Carfentanil is a structural analog of the synthetic opioid fentanyl, with some studies showing it is 100 times more potent than fentanyl and 10,000 times more potent than morphine. Dr. Huyer’s letter said, “While carfentanil has been detected in Ontario previously, recent toxicology data suggest an increase in carfentanil presence in Ontario in the past few months.”

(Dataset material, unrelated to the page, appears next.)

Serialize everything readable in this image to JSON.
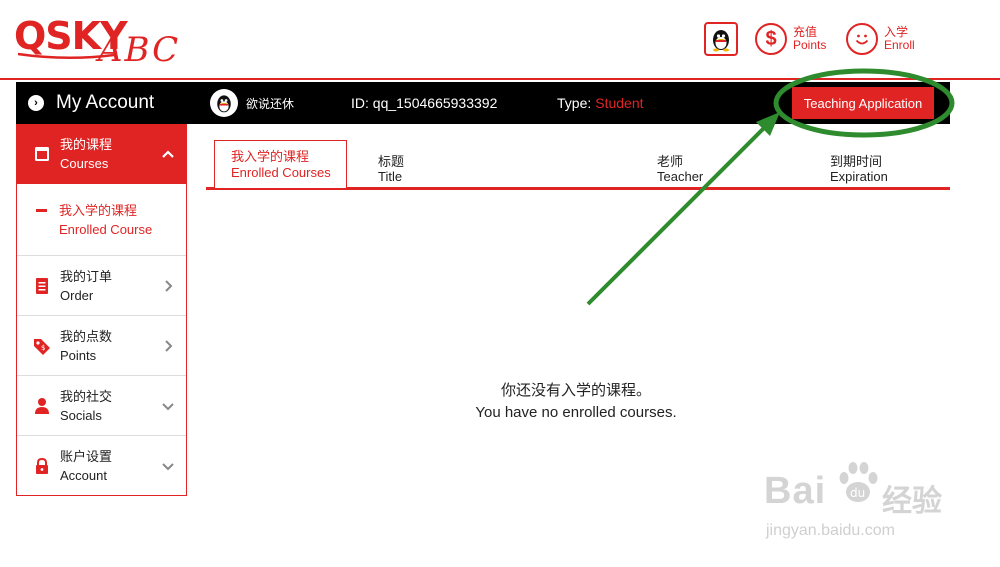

Williams also said that the data from urine tests, provided by LifeLabs, demonstrates that in 2017 and 2018, between zero and 100 people who performed urine tests with the operator tested positive for carfentanil. However, in April and May of 2019, this number increased to more than 700.
“All of this points to a drug that is very potent and is more dangerous than other opioid drugs”Dr. Dirk Huyer, Ontario’s chief coroner
In his interview with CBC News, Dr. Huyer said that investigations are complete in only 53% of cases involving carfentanil in 2019, meaning the drug could potentially be blamed for even more deaths. “All of this points to a drug that is very potent and is more dangerous than other opioid drugs,” he said. “This is 142 individuals and each of those people lived a life and died and each of their family members suffered the tragedy of their loss, and no one should ever forget that.”
The director of the Oasis harm-reduction program at Ottawa’s Sandy Hill Community Centre, Rob Boyd, said he has observed a correlation between the number of overdoses in Ottawa and the spike in the supply of carfentanil. “There’s definitely a direct relationship,” he said in his interview with the Ottawa Citizen. “The doses are changing constantly on people. When you don’t know how much of a drug you’re getting, that’s when you have a really escalated risk of overdose.”
The letter sent by the Ministry of Health also urged public health organizations to issue warnings to residents of their jurisdictions to inform them of carfentanil’s increased presence. It also contained recommendations to reduce the risk of overdose for drug users, including increasing access to opioid agonist treatments such as naloxone or methadone, carrying naloxone and knowing how to respond to an opioid overdose and using drugs in a supervised setting, such as a Consumption and Treatment Service.
Jennifer Ko, one of the staff members at the Moss Park Overdose Prevention site in Toronto, told CBC Toronto that reactions to carfentanil are noticeably more extreme. “From a worker point of view, we’ll notice that our overdoses are more intense… People’s tolerance have generally increased, but carfentanil is just that much more potent.”